Mr. Vest had a huge celebration of his ninetieth birthday at a Baptist church on Paris Avenue. There, I heard countless instances of his service in some way, shape or form. I remember thinking how sharp he was for a nonagenarian. Ten years later, while I can certainly see a physical change, his mind seems as sharp as ever. He has outlived Miss Gladys, his wife, my grandparents, and Mr. Johnson. He has even outlived my parents. It is my hope that they all are watching today’s events from the best vantage point, along with all whose spirits would find joy in this most victorious of times.

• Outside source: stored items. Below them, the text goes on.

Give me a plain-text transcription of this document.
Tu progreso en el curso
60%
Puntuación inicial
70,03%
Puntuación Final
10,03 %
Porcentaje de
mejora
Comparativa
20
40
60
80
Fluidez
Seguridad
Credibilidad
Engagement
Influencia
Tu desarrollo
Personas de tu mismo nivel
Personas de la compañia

I pictured Mr. Vest as a young man, picking cotton side-by-side with others like him, a generation of men and women who played the hand they were dealt, who witnessed just how unfair life could be, but praised God through it all. How, I wonder, would he have responded at that time, upon being told that he would live to see a Black president? There would be doubt, at the very least. At some point he may have even laughed. On this day, however, he cried. Through his tears, he looked up to Heaven and said:
"Thank you, Lord. The Lord has been good to me. I get to see the President, the
first Black President in the White House!"
Yes, Lord. Thank you indeed. Thank you for letting me come home early. Thank you for this glorious day and every last person behind it. Thank you for the generosity of Earl Stafford, and thank you for letting Mr. Sylvester Charles Williams be here to see it.